Constan dengan segera melepaskan genggaman tangannya yang menyentuh pinggang Dygta dan bergabung lagi dengan Limin, yang sedang tertawa lebah memandangi adegan itu daru sebuah kursi rotan. Ketika Dygta dan Manner masuk ke dalam rumah, Limin mulai bicara kepada Constan.
“Kau memang agak kasar, Constan.”
“Aku akan mengumpulkan semua nama hinaan yang dilontarkan terhadapku,” kata Constan perlahan. “Semalam Manner menyebutku si kurang ajarr terkutuk. Apakah aku seperti itu, Limin?”
“Tentu saja, kau memang seperti itu, Constan,” sahut Limin sambil menarik bibirnya. “Sebab aku tidak akan di sini denganmu jika kau tidak bertindak kurang ajar.”
“Limin!” Constan memandangi wajah Limin dan kedua keningnya mengkerut. “Apa kau benar-benar bermaksud mengatakannya untukku?”
Constan mendapati mata Limin yang berseri-seri dengan pandangan nakal, lalu pipinya merona merah. Bahkan kalau pun Limin berniat untuk mengatakan hal itu, dia pun tidak akan kuat dan tahan dengan sikap jahilnya Constan. Pancaran sinis yang keluar dari wajah laki-laki itu.
“Kesadaran yang palsu, memuakkan diriku. Barangkali aku harus mengakui bahwa kau itu sebenarnya menarik,” jelas Limin.
“Terlalu banyak pernyataan berbahaya dalam suatu kalimat, kau seorang wanita cantik dan menarik. Sedangkan aku, si kurang ajar, terkutuk, apa kau tidak takut akan hal itu?” tanya Constan.
“Takut?” Limin tertawa renyah di bangkunya. Dia tertawa terus sambil mengambil cangkir kemudian mencicipi minumannya. “Aku sangat kelewat bahagia tanpa adanya rasa takut. Bukankah aku hanya berdua denganmu saat kita mengunjungi cottage-mu yang sepi dan terpencil itu?”
“Kau sungguh orang yang jujur, Limin. Dan kau menyenangkan,” sahut Constan tertawa sambil memandangi wajah Limin. “Kau juga menghinanya sesukamu juga. Apa kau pikirkan untuk kuulakukan di cottage-ku yang terpencil itu?”
“Aku kira kau akan membiarkan bibirmu menyentuh bibirku,” kata Limin tanpa malu. “Kenapa kau tidak lakukan itu?”
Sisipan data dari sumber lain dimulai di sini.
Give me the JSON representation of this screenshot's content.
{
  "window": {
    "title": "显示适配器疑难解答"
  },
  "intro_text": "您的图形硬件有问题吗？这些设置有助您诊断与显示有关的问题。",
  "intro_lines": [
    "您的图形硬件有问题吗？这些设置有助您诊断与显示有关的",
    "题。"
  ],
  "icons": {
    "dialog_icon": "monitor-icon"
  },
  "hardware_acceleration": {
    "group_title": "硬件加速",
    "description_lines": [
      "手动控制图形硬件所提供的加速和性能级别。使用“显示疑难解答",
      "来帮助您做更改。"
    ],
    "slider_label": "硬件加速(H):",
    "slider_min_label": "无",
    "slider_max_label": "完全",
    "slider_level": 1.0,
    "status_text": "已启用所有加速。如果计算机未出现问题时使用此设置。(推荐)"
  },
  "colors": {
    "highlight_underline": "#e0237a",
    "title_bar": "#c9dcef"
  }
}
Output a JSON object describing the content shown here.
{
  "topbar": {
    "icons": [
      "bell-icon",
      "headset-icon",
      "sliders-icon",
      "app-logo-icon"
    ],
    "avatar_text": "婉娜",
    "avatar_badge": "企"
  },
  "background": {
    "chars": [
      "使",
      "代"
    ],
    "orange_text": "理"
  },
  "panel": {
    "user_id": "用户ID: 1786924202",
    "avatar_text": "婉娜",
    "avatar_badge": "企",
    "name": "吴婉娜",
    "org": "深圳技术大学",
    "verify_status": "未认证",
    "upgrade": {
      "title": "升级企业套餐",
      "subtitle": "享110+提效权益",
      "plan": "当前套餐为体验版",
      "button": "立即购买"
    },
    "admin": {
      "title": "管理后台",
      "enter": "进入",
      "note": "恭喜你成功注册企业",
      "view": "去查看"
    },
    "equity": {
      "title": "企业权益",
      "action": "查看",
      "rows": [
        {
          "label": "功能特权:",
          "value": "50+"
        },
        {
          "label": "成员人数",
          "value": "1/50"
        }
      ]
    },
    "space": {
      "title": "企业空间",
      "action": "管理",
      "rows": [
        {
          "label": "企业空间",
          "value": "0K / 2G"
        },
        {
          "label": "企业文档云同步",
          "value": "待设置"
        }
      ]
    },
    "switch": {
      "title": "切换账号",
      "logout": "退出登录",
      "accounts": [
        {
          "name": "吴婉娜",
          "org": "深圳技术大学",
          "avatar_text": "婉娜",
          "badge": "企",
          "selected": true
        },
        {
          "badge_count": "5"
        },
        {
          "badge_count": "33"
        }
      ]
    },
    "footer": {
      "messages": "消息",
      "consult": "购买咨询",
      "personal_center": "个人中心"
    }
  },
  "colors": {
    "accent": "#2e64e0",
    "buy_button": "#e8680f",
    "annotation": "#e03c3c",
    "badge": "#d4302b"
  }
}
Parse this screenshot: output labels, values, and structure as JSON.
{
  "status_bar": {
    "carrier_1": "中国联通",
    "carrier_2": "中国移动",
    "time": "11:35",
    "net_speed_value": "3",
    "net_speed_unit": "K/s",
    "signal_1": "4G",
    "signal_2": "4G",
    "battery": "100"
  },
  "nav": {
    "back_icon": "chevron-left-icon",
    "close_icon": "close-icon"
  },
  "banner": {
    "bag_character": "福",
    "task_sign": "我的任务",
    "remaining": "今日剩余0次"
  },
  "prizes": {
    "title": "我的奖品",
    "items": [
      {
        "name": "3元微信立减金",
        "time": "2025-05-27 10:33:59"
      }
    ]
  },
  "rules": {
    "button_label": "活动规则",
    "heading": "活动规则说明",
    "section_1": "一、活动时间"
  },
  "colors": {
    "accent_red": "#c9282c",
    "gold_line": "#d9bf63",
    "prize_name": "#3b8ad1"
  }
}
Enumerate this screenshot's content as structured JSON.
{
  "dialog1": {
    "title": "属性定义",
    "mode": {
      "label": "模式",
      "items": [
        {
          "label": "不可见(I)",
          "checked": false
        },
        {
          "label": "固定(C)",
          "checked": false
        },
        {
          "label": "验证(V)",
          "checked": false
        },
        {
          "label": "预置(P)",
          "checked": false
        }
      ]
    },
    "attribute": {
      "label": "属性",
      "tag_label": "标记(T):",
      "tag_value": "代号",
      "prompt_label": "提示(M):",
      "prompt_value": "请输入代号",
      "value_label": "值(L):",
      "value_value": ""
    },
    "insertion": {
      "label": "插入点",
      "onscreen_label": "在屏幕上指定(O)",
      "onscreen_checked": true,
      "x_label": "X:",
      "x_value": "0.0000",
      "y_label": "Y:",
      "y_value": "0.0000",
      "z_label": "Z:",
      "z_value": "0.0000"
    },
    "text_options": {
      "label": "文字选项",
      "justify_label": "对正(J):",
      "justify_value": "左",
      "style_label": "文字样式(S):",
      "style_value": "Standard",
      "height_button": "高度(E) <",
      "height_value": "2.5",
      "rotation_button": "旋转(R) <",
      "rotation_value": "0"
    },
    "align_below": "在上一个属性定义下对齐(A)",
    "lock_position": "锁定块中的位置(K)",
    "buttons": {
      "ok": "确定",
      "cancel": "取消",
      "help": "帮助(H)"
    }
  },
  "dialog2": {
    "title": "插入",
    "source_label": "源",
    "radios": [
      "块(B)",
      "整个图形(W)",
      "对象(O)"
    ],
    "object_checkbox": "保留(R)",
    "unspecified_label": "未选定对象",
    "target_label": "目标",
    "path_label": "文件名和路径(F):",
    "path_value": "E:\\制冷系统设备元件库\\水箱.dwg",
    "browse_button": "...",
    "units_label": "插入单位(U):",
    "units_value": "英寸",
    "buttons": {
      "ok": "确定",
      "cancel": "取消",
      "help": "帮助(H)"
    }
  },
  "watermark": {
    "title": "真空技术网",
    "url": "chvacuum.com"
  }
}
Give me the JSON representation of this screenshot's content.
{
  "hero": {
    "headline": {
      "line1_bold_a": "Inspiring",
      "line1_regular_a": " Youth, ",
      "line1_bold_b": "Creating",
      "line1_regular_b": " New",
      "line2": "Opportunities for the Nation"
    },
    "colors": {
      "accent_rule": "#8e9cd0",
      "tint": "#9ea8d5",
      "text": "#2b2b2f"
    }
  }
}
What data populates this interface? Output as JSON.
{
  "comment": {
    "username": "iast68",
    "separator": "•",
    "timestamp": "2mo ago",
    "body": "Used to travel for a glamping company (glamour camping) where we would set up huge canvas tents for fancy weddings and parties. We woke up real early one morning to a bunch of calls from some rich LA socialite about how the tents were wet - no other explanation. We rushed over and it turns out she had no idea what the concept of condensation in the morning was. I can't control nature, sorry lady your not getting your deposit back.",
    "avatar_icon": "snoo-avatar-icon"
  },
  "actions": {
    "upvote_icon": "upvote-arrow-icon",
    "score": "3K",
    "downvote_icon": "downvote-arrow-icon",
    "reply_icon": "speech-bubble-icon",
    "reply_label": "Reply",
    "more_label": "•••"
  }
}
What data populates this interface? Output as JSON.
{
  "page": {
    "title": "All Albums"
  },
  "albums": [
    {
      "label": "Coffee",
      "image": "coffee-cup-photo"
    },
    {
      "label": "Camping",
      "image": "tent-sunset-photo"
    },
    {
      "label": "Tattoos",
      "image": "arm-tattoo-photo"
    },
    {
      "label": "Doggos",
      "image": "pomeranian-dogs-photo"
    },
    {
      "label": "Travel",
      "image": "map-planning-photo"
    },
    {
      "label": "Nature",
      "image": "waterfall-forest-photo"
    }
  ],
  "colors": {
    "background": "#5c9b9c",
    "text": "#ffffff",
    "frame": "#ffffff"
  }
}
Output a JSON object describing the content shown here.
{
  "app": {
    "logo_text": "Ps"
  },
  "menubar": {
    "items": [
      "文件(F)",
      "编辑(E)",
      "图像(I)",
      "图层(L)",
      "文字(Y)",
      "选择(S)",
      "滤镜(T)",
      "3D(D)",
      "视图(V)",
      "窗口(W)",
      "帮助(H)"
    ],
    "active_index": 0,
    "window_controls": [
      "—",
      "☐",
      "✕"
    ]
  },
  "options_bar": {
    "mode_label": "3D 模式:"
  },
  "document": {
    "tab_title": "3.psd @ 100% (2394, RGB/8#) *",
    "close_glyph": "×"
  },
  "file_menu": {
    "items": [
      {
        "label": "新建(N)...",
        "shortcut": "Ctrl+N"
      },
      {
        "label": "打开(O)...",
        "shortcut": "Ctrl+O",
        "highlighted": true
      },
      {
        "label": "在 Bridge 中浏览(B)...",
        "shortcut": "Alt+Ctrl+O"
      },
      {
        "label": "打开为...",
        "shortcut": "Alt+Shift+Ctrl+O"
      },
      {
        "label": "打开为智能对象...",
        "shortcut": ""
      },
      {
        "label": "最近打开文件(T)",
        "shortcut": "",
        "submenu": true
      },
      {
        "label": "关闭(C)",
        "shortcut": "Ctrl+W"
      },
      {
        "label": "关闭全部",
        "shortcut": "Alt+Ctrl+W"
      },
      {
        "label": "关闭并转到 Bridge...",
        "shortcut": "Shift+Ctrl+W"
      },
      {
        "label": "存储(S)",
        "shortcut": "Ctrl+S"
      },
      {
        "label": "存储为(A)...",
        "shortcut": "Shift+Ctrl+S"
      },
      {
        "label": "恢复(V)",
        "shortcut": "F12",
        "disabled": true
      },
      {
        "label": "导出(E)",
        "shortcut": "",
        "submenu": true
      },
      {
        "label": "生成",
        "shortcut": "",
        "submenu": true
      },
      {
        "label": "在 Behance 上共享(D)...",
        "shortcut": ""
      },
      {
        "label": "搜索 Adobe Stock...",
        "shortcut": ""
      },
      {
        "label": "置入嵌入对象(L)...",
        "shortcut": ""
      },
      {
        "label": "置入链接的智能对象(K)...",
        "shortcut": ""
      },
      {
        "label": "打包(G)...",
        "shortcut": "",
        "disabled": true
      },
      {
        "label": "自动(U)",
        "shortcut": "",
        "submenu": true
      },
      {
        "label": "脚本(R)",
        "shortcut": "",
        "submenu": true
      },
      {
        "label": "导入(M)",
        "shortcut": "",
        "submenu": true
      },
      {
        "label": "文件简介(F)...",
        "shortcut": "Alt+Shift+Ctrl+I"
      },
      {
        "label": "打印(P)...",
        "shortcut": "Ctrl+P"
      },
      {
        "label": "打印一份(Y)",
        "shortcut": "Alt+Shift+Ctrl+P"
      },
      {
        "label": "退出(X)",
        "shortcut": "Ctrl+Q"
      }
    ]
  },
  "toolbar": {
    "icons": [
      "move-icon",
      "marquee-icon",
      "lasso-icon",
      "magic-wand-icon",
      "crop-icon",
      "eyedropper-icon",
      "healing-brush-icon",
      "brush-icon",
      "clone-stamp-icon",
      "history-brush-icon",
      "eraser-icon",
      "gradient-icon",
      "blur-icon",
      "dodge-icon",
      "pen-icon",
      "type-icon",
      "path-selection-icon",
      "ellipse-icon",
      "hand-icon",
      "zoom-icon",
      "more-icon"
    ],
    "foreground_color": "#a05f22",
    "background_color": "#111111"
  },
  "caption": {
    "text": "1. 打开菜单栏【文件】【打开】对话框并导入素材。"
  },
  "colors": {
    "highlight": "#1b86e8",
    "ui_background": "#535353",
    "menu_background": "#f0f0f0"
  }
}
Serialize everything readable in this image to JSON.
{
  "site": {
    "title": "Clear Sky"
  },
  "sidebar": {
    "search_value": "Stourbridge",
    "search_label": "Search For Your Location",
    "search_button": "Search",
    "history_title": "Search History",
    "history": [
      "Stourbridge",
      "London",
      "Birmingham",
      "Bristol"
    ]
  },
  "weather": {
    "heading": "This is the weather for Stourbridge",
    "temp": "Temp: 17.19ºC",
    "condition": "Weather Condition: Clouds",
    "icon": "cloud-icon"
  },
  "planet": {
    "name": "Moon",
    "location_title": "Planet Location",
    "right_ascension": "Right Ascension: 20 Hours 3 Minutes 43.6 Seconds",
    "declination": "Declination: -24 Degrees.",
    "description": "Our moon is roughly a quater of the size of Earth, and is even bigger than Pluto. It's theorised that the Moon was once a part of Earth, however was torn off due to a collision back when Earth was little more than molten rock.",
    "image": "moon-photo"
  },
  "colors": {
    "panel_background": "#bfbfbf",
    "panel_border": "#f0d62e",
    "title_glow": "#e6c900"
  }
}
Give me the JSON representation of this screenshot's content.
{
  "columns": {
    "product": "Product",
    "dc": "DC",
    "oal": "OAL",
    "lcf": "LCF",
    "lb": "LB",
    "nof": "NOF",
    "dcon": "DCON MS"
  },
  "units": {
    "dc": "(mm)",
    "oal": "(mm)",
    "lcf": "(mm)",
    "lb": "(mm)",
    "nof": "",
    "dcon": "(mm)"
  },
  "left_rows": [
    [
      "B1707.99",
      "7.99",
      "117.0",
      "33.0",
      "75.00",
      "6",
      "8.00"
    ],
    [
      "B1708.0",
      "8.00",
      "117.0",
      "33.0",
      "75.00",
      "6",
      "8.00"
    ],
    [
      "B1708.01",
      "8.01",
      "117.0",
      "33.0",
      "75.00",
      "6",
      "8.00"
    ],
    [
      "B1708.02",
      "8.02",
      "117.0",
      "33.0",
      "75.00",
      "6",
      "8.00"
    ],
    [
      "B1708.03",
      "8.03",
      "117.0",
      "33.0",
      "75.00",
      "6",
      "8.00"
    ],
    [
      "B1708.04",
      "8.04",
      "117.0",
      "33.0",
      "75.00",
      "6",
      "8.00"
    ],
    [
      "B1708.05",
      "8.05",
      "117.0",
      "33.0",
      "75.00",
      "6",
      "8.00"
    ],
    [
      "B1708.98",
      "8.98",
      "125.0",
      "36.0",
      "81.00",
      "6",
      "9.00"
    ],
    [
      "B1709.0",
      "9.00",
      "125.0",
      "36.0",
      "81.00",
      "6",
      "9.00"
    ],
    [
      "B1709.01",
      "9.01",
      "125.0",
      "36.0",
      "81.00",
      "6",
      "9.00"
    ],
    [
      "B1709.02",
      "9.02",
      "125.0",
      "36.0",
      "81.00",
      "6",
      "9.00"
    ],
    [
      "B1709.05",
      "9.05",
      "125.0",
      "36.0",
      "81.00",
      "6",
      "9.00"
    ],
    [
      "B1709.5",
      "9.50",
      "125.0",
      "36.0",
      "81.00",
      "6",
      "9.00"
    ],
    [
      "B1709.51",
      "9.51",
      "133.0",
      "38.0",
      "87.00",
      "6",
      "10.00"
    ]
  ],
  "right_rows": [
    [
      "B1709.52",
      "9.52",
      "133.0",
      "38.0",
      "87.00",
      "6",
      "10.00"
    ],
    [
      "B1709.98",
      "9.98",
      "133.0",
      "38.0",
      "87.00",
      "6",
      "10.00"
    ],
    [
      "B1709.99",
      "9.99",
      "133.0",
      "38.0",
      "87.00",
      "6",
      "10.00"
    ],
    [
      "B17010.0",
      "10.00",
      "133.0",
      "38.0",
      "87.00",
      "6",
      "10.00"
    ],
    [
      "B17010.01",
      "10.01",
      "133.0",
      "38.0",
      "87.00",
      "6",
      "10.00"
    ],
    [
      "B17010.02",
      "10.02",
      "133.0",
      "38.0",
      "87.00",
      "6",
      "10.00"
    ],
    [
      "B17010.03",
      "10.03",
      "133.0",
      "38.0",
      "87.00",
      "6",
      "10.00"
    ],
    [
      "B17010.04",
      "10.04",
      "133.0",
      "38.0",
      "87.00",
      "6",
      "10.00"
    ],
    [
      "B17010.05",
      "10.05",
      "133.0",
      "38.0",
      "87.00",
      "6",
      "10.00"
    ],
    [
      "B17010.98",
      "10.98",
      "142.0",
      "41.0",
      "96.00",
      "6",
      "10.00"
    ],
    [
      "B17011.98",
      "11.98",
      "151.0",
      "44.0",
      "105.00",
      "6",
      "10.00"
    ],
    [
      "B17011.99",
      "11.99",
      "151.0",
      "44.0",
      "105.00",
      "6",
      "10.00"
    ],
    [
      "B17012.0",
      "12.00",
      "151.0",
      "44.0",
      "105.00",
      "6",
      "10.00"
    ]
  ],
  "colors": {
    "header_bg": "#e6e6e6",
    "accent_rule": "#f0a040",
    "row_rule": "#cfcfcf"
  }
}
“Kenapa tidak kulakukan?” Constan tertawa dengan gaya yang penuh teka-teki.
“Aku tidak memikirkan itu, Limin-ku. Apakah kau kira dalam pikiranku hanya berisikan tentang keinginan membujuk-rayu wanita saja?” ujar Constan.
“Yah, kau sudah memiliki reputasi yang agak meragukan. Bukan begitu, Constan?” Limin mengatakan itu sekenanya dengan harapan ia mendapat perhatian jauh lebih bersar dari Constan, bahkan Limin mengharapkan lebih dari hanya kekaguman saja.
...****************...
tbc
selamat membaca ya, gaes :)
Jan lupa mampir ke berandaku buat pilih cerita yang kalian suka. thanks & God bless.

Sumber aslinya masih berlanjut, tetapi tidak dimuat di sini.